II
К вопросу о болгарах[180]
В 1874 г. впервые было напечатано мое исследование «О славянском происхождении дунайских болгар». Как и можно было ожидать, исследование это, идущее вразрез с накопившимися воззрениями на славян, многими было встречено неприязненно. Мнение о вялости, пассивности и неспособности славян к созданию государственного быта, пущенное в ход и своими и чужими авторитетами и поддержанное нашею модною наклонностью к самоотрицанию, до того укоренилось, что, например, даже люди, специально занимающиеся славянством, иногда оказываются не желающими самостоятельно, критически отнестись к этому мнению, проверить его по источникам и фактам. Пока дело ограничивалось голословным отрицанием и никто не брал на себя труда выступить против меня с критическими и фактическими опровержениями, то и я не имел случаев подтвердить свои выводы. Только в последнее время начали представляться подобные случаи, которыми я полагаю воспользоваться в настоящей своей заметке.
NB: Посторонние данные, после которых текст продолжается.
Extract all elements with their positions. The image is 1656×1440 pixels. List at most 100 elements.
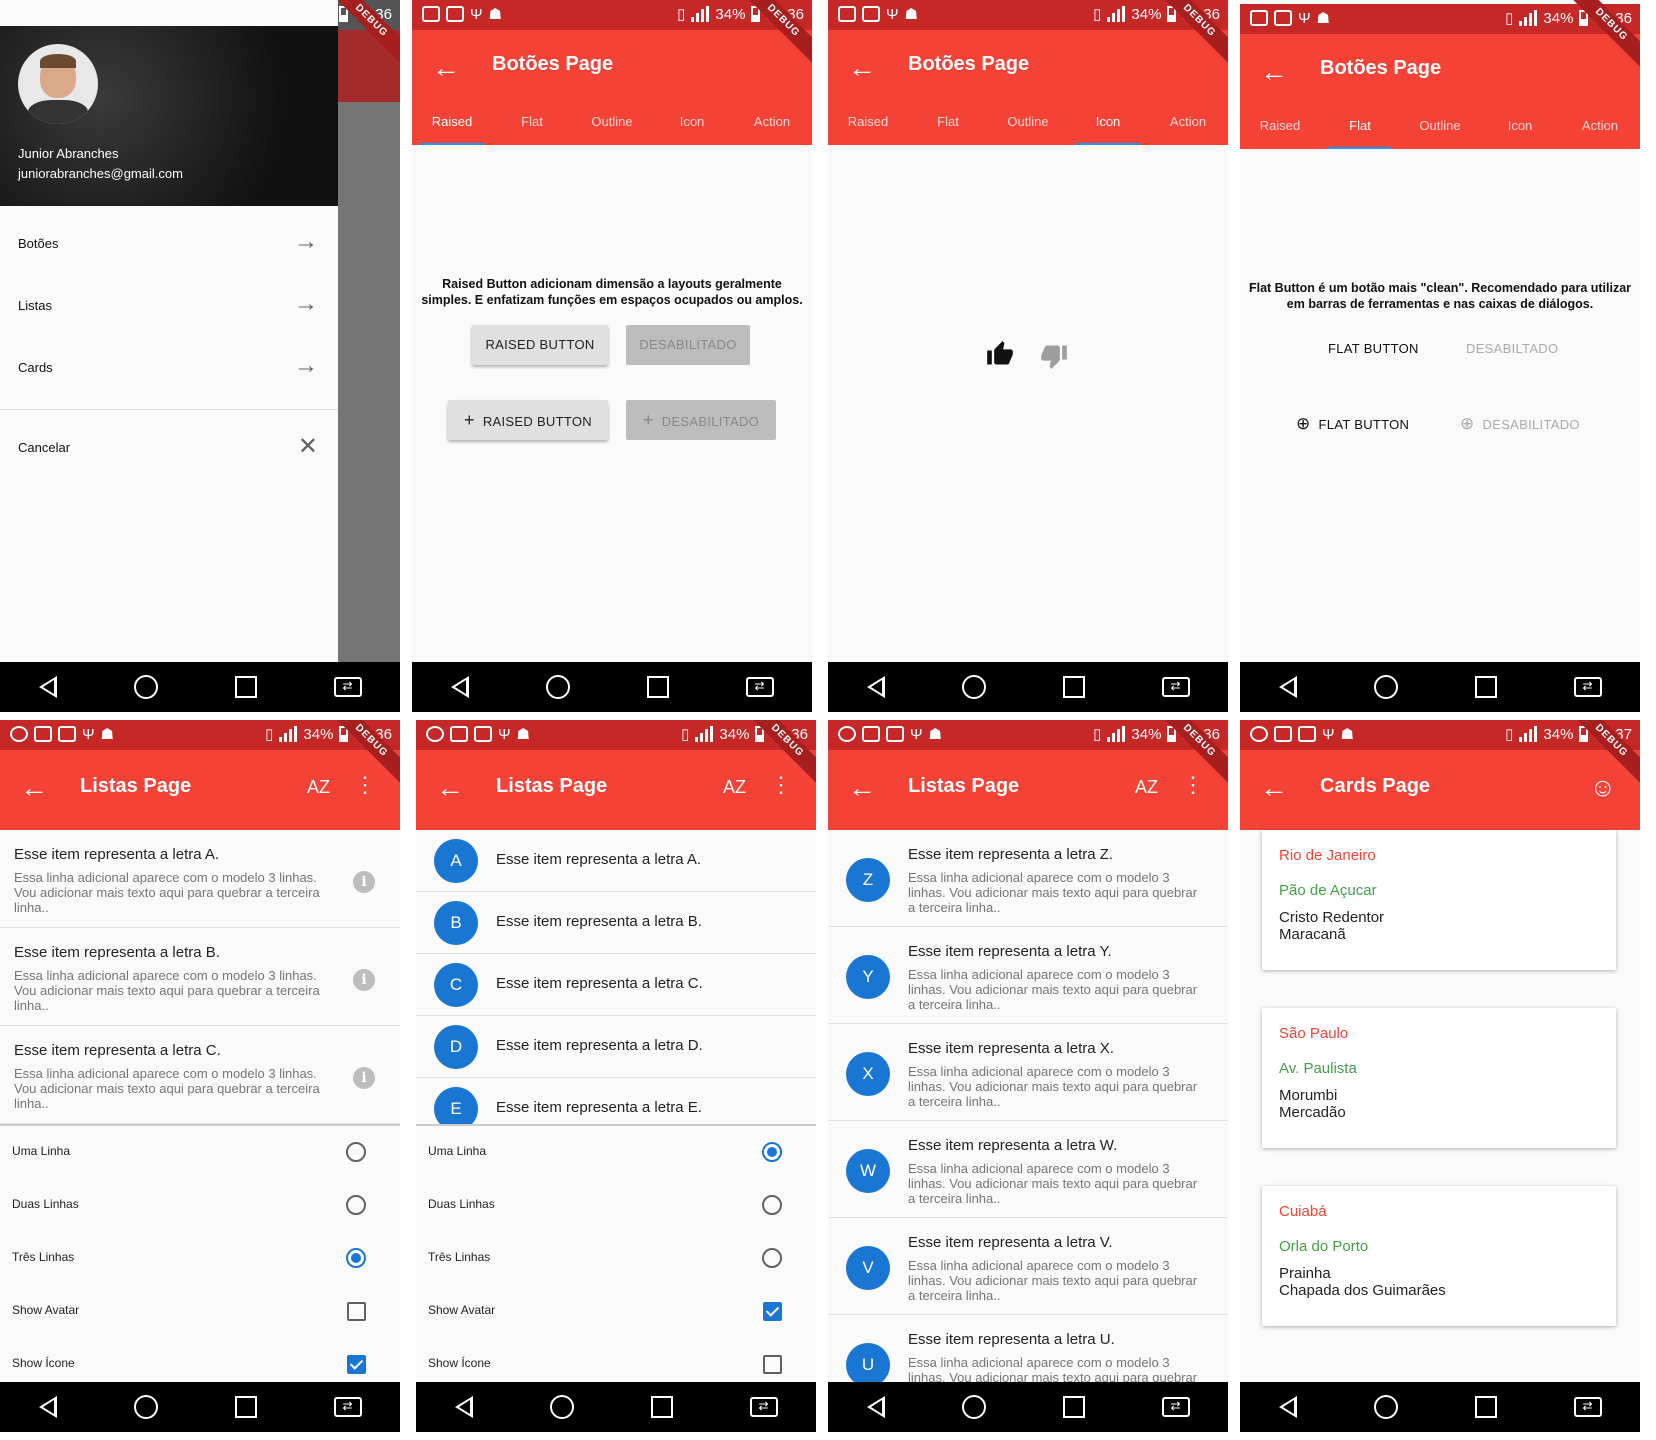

Известный специалист по славянству, профессор Варшавского университета г. Макушев
в своей критике «Истории болгар» Иречка коснулся и моего исследования об их происхождении (Ж. М. нар. пр. 1878. Апрель). Этому основному в истории болгар вопросу он посвятил немного внимания, всего около пяти страниц; но и тут успел высказать довольно много погрешностей фактических и критических. Кому сколько-нибудь знакомому с данным вопросом неизвестно, что главным основанием для Шафарика и других считать болгар неславянами послужила их связь с гуннами. В моем исследовании указано на это основание и приведены самые источники, где болгарские народы причисляются к гуннам. Г. Макушев замечает, что «это положительно неверно», то есть что такого основания не было. И затем приводит из Шафарика цитату, меня подтверждающую, прибавляя, что Шафарик «говорит не об имени, а о родстве болгар с гуннами». Да родство-то это на чем же он основывал, если не на том, что болгары у некоторых писателей называются гуннами? Дело в том, что я в своем исследовании старался выделить болгар из общей массы тех народов, на которые распространялось имя гуннов; вопрос о гуннах Аттилы считаю пока открытым; «но каково бы ни было его решение, болгары во всяком случае останутся чистыми славянами» (Разыск. о нач. Руси. С. 410. 1-е изд.). Следовательно, как же можно было утверждать, что название болгар гуннами не послужило главным основанием для теории Шафарика и других о финском или угорском происхождении болгар.Далее г. Макушев говорит, что «арабские писатели строго отличают болгар от славян и руси и сближают их с хазарами». Опять не понимаем, как можно говорить подобную неправду, вопреки самым положительным свидетельствам. А главнейшие свидетельства мною указаны. В действительности арабские писатели не только не различают строго, а, напротив, смешивают болгар со славянами, и сами камские болгары считали себя народом, смешанным из турок и славян. Таким смешанным народом я их и признаю. О моих филологических доказательствах г. Макушев выражается кратко, что они «несостоятельны и произвольны». По его словам выходит, будто я положительно объясняю Куврата
коловратом, Батбая батюшкой и т. д., а между тем я предлагаю только примерные сближения. Какие из них окажутся удачны, какие неудачны, пусть решит беспристрастная филологическая наука; может быть, некоторые она примет к сведению. Но пока никто не дал ровно никаких объяснений для этих имен; мы встречаем только голое заявление, что они якобы не славянские и не могут быть славянскими. Возьмем хоть имя Кормисош. Спрашиваю: «Почему бы оно не могло быть славянским? Почему, например, оно не может быть одного корня с словами кормило и кормчий или корм и кормилец?» В самом деле, пусть г. Макушев по всем правилам филологического искусства попытается доказать, что этого не может быть на основании таких-то и таких-то лингвистических законов. Голословно-то отрицать может всякий; для этого не нужно быть ученым специалистом.